Photo by AER Design Doc.
How did you get into architecture?
I graduated from university during the [1997-1998] financial crisis in the country. At that time, economic development was still struggling, let alone the field of architecture. I thought at least I wanted to try doing something that was connected to the lessons I studied at school, to keep learning and to earn some money at the same time. Lo and behold, this has gone on until today.
Tell us about your first project.
My first project was a mall. At that time I was working for an architecture firm belonging to my senior. For my first personal project, I tried to take up a residential project.
Which project has been the most memorable for you?
The Yello Hotel that I finished last year. It was a collaboration with a solid team whose members truly supported one another. The most memorable thing was the design process, which I really loved. Architectural design has a special value when it’s in process. That’s where we grow, learn to improvise, and especially to learn from our mistakes.
What do you think about the development of design in Surabaya?
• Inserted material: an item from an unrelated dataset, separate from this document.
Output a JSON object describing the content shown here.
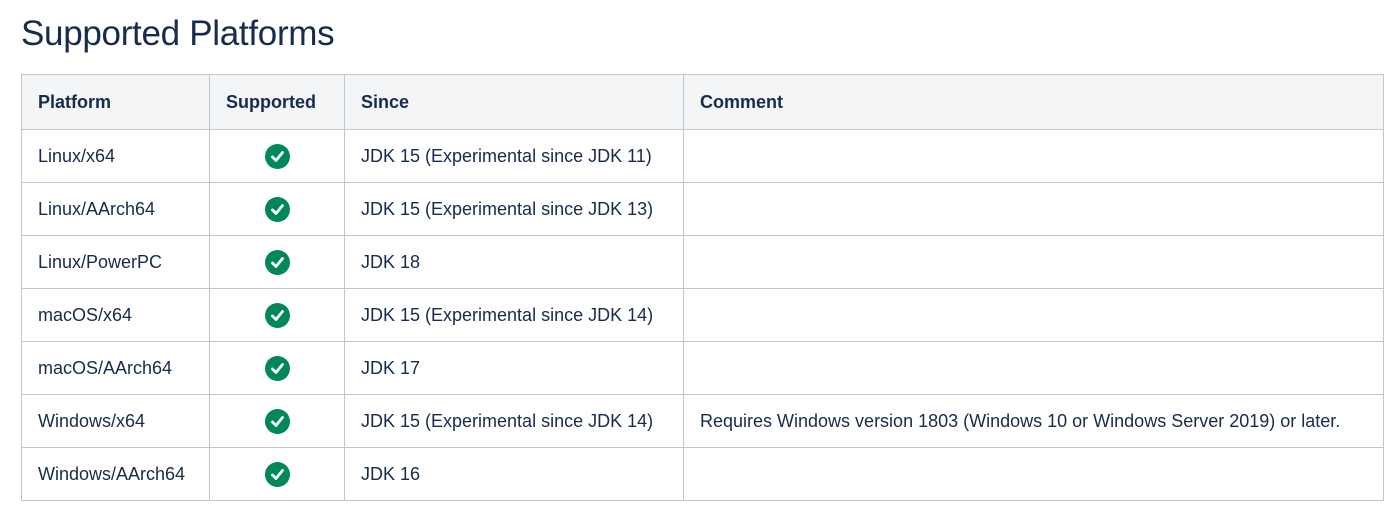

Surabaya is a unique market. Owners and clients here are not similar to those from Jakarta or other cities. This is perhaps an influence of the segmentation in Surabaya as an industrial and commercial city. This is different from say Yogyakarta or Bali, where the people deal with elements of “art” on a daily basis. At the moment, design development in the city has been good and appealing–especially after the emergence of new design bureaus as the brainchildren of young Surabayan designers. Their movements are getting more significant and the ideas are always fresh–and sometimes mischievous. These usually end up being a trigger and catalyst for the other designers to move forward and make their own marks. This is something positive.
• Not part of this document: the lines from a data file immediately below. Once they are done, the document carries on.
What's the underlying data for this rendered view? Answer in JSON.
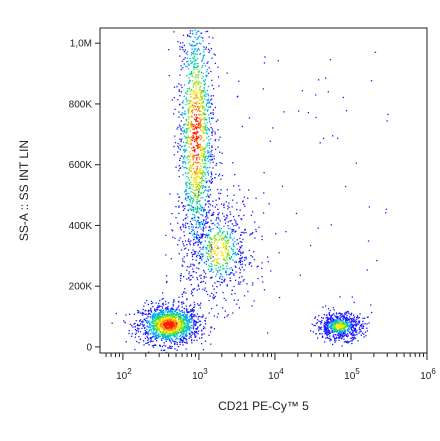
{
  "chart_data": {
    "type": "scatter",
    "subtype": "flow-cytometry-density-dot-plot",
    "title": "",
    "xlabel": "CD21 PE-Cy™ 5",
    "ylabel": "SS-A :: SS INT LIN",
    "x_scale": "log",
    "xlim": [
      50,
      1000000
    ],
    "ylim": [
      -20000,
      1050000
    ],
    "x_ticks": [
      {
        "value": 100,
        "base": "10",
        "exp": "2"
      },
      {
        "value": 1000,
        "base": "10",
        "exp": "3"
      },
      {
        "value": 10000,
        "base": "10",
        "exp": "4"
      },
      {
        "value": 100000,
        "base": "10",
        "exp": "5"
      },
      {
        "value": 1000000,
        "base": "10",
        "exp": "6"
      }
    ],
    "y_ticks": [
      {
        "value": 0,
        "label": "0"
      },
      {
        "value": 200000,
        "label": "200K"
      },
      {
        "value": 400000,
        "label": "400K"
      },
      {
        "value": 600000,
        "label": "600K"
      },
      {
        "value": 800000,
        "label": "800K"
      },
      {
        "value": 1000000,
        "label": "1,0M"
      }
    ],
    "grid": false,
    "legend": "none",
    "density_colormap": [
      "#1a1aff",
      "#00a0ff",
      "#00d0a0",
      "#80e000",
      "#ffe000",
      "#ff8000",
      "#ff1a00"
    ],
    "populations": [
      {
        "x": 400,
        "y": 75000,
        "x_spread": 0.2,
        "y_spread": 32000,
        "peak_density": "high"
      },
      {
        "x": 900,
        "y": 700000,
        "x_spread": 0.12,
        "y_spread": 220000,
        "peak_density": "high"
      },
      {
        "x": 1800,
        "y": 320000,
        "x_spread": 0.25,
        "y_spread": 90000,
        "peak_density": "medium"
      },
      {
        "x": 70000,
        "y": 70000,
        "x_spread": 0.15,
        "y_spread": 22000,
        "peak_density": "medium"
      }
    ]
  }
}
Why open your firm in Surabaya?
I have never picked where I would work. In my mind, wherever there was a job, I would go and do it as best I could. With that mind-set, usually the path will unfold by itself. One job will lead to another, from one friend to another. As it turns out, I am still working in this beloved City of Heroes.
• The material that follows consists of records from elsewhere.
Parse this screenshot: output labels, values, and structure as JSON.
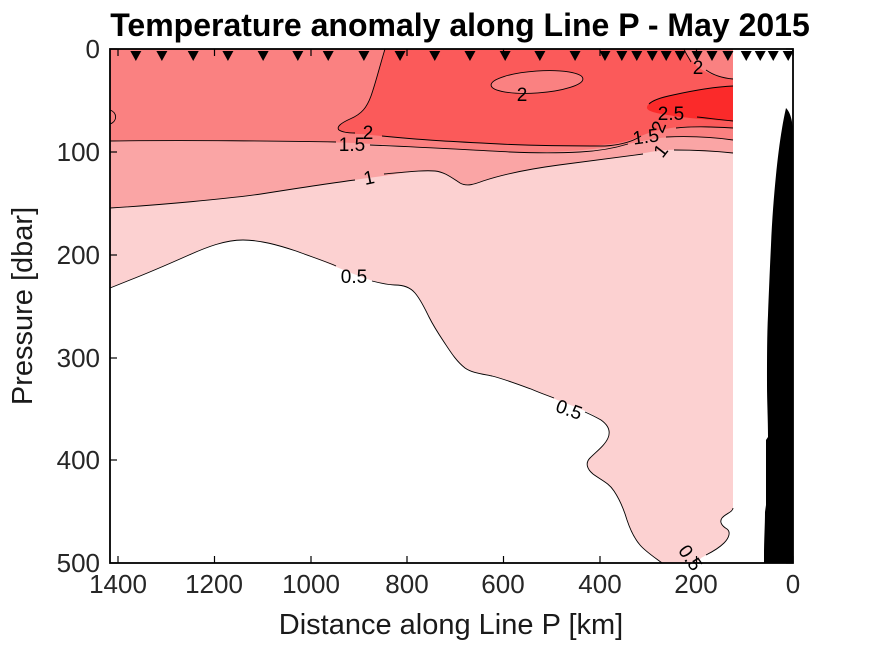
{
  "chart_data": {
    "type": "filled_contour_section",
    "title": "Temperature anomaly along Line P - May 2015",
    "xlabel": "Distance along Line P [km]",
    "ylabel": "Pressure [dbar]",
    "x_ticks": [
      "1400",
      "1200",
      "1000",
      "800",
      "600",
      "400",
      "200",
      "0"
    ],
    "y_ticks": [
      "0",
      "100",
      "200",
      "300",
      "400",
      "500"
    ],
    "x_axis_reversed": true,
    "xlim_km": [
      1417,
      0
    ],
    "ylim_dbar": [
      0,
      500
    ],
    "grid": false,
    "legend": "none (labeled contours)",
    "contour_levels_degC": [
      0.5,
      1,
      1.5,
      2,
      2.5
    ],
    "band_colors": {
      "lt0.5": "#ffffff",
      "0.5-1": "#fcd1d1",
      "1-1.5": "#faa5a5",
      "1.5-2": "#fa8181",
      "2-2.5": "#fb5a5a",
      "2.5-3": "#fb2a2a"
    },
    "contour_line_color": "#000000",
    "bathymetry_color": "#000000",
    "station_marker": "filled downward triangle along top axis",
    "station_marker_color": "#000000",
    "stations_km": [
      1363,
      1309,
      1244,
      1172,
      1099,
      1027,
      964,
      890,
      815,
      743,
      670,
      597,
      525,
      452,
      390,
      355,
      324,
      292,
      263,
      234,
      199,
      168,
      135,
      97,
      68,
      41,
      10
    ],
    "data_extent_km": [
      1416,
      124
    ],
    "contour_labels": [
      {
        "text": "2",
        "level_degC": 2,
        "km": 881,
        "dbar": 82
      },
      {
        "text": "1.5",
        "level_degC": 1.5,
        "km": 915,
        "dbar": 93
      },
      {
        "text": "1",
        "level_degC": 1,
        "km": 879,
        "dbar": 125
      },
      {
        "text": "2",
        "level_degC": 2,
        "km": 562,
        "dbar": 45
      },
      {
        "text": "2",
        "level_degC": 2,
        "km": 197,
        "dbar": 18
      },
      {
        "text": "2.5",
        "level_degC": 2.5,
        "km": 253,
        "dbar": 63
      },
      {
        "text": "2",
        "level_degC": 2,
        "km": 278,
        "dbar": 76
      },
      {
        "text": "1.5",
        "level_degC": 1.5,
        "km": 305,
        "dbar": 87
      },
      {
        "text": "1",
        "level_degC": 1,
        "km": 274,
        "dbar": 99
      },
      {
        "text": "0.5",
        "level_degC": 0.5,
        "km": 911,
        "dbar": 222
      },
      {
        "text": "0.5",
        "level_degC": 0.5,
        "km": 465,
        "dbar": 351
      },
      {
        "text": "0.5",
        "level_degC": 0.5,
        "km": 214,
        "dbar": 495
      }
    ],
    "notes": "Warm anomaly (>2 degC) in upper 80 dbar offshore; strongest (>2.5 degC) near coast at 60-115 dbar; anomaly >0.5 degC deepens toward coast reaching 500 dbar near 200 km; black wedge = bathymetry near shore."
  }
}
What’s most attractive about the city for you?
From the point of view of an architect, Surabaya is full of history and tales. Architecture is not merely about buildings. It’s also about humans and their environment. There are a lot of means that we can use to “learn” from Surabaya. Through photography, for instance, we can learn about the behaviour and habits of people in a certain area. Through sketches, we can understand the unique reliefs and atmospheres of colonial buildings in the old parts of Surabaya. These things enrich our vocabulary and will influence how we create a design. Surabaya has a multitude of mysteries waiting to be unearthed, learned and enjoyed.
What are your hopes for Surabaya?
For Surabaya to remain a city of hope, especially for young architects. I hope that in the future, the design climate of Surabaya will become conducive and can accommodate the creative ideas of the young people of the country.